We learn this week about two projects the plant managers are planning: clinical waste disposal and carbon capture. Clinical waste has been talked about for a while, but it’s finally been given the green light by the regional director. The Energy Recovery Facility’s (ERF’s) yard will become a sorting area for clinical waste from local hospitals; it will be separated into what we’re calling “low-medium” and “high” grade hazardous waste. We don’t know the details yet, but we think that “high grade” clinical waste includes used syringes, body parts and unused drugs; this will be burned at very high temperatures at a different site. “Low-medium” grades are bandages, nappies, tampons — anything contaminated with bodily fluids — and the huge quantity of PPE used for protection against covid. Our plant will be installing a railing for an automated skip-on-wheels that will tip the waste directly into the furnace.

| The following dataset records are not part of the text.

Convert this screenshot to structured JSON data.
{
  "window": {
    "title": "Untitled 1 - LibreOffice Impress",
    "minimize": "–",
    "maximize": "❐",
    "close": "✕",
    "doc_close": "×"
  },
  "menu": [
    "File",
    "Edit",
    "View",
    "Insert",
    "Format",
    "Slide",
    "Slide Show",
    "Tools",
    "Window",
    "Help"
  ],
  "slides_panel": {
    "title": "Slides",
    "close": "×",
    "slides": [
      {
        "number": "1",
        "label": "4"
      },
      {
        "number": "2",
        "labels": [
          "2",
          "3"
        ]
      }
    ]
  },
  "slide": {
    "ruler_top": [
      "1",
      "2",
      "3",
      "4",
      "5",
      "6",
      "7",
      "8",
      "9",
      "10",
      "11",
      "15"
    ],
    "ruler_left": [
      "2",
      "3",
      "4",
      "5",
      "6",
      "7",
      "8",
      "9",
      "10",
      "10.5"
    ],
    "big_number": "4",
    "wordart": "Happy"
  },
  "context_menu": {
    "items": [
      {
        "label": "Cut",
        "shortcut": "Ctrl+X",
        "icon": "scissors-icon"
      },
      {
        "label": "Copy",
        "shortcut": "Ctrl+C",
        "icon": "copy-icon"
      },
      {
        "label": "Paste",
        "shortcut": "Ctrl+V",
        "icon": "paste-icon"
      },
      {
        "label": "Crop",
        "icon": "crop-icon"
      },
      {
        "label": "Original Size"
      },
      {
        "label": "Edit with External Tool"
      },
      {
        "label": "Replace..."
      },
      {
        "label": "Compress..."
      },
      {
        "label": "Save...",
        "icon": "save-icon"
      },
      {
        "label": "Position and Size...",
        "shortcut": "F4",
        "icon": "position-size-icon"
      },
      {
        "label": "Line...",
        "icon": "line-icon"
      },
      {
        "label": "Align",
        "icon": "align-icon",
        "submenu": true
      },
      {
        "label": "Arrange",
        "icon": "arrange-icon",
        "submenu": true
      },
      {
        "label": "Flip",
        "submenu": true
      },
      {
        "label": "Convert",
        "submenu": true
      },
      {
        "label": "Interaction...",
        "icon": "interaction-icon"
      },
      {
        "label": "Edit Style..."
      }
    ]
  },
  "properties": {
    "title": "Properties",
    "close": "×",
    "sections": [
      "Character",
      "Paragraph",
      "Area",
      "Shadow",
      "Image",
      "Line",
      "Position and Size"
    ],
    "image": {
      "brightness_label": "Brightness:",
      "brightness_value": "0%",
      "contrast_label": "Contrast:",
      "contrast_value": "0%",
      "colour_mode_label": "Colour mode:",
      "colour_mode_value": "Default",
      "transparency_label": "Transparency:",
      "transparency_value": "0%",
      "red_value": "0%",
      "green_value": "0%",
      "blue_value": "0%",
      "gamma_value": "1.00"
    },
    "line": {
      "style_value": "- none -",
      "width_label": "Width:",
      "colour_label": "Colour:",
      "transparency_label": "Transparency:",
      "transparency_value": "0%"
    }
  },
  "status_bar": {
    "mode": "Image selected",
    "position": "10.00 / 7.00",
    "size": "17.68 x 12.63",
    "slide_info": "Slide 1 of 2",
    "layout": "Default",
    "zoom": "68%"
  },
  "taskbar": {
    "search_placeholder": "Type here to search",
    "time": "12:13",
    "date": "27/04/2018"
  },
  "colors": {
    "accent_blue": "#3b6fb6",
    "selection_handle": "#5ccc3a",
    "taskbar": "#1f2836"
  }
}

The Carbon Capture project comes to us as an instruction from the Head Office in Paris. We’ll install some apparatus (as yet unknown) to remove carbon directly from the stack; this will mean installing machines and silos at the stack’s base. Sheffield will be one of the test sites for this technology, and I think it’s a win-win idea. The city council and my employer will be able to boast about carbon reductions — maybe even make a profit from selling the captured carbon — and there will be less pollution in the air for everyone. Alongside this, new emissions limits are coming into force — the plant has a new chemical analyser that measures and documents harmful gases we send into the air.

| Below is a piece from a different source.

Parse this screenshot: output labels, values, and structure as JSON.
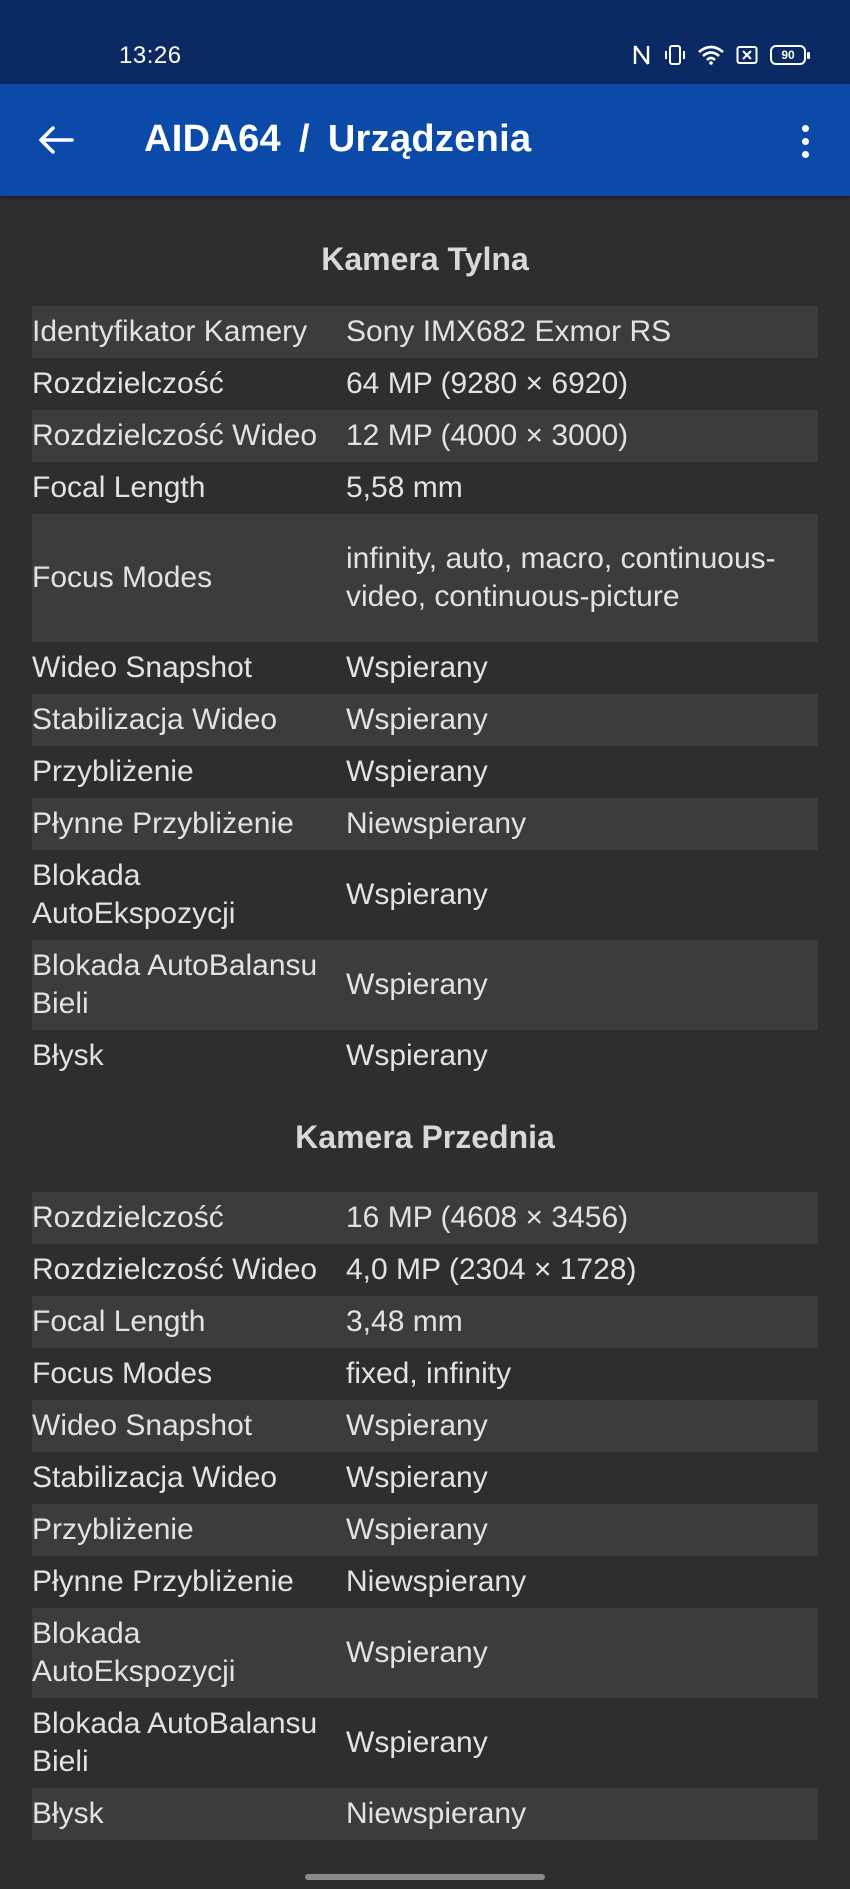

Before 2021, we measured Dust, Carbon, Hydrogen Chloride, Carbon Monoxide, Sulphur Dioxide and Oxides of Nitrogen.

Sulphur Dioxide (SO2) and Oxides of Nitrogen (NOx) are the big pollutants — we might burn something strange in the furnace and the SO2 trend would spike, setting off alarms and leading to frantic running around, slowing the burn and throwing in lime. This year, we’re being asked to cut SO2 and NOx even further, which is good. Both substances cause acid rain and NOx is harmful to humans as well as being a greenhouse gas. The ERF sits in a bowl between hills, next to a railway line and a major traffic intersection — Sheffield’s air quality is terrible, and we’re adding to the cocktail of problems.

However, this year we are also beginning to monitor and cap emissions of Nitrous Oxide. The electricians mull this over:

J: “N2O isn’t it? Two nitrogen one oxygen…?”

P: “I think it’s a motor propellant. You add it to your fuel for a bit of extra umph — we shouldn’t really be burning anything with petrol in it should we?”

After a quick google:

A: “Ah — it’s laughing gas! Ha!”

J: “Well we should start capturing that...”

Me (reading): “Good in medicine….dentistry...major greenhouse gas — yep, let’s get it!”

• Emma Rickman is an apprentice engineer at a Combined Heat and Power plant

Comments

Submitted by David Walsh (not verified) on Wed, 14/04/2021 - 11:03

As someone who was involved in one of the 'first generation' of EFW plants which replaced a dirty 60's incinerator complex, a tip on clinical waste. One idea kicked round, but not adopted as in the end there was no clinical waste stream added, was for the “low-medium” grades of the time (now a far larger stream given the expotential growth of wet wipes and now PPE) to be hoppered into the furnace chamber by taking it through a sealed room at lower bar air pressure.  This would have avoided 'blow back' from the hot air from below pushing back on to the disposal gallery area with the risk of conentrating airborne pollution and bacteria.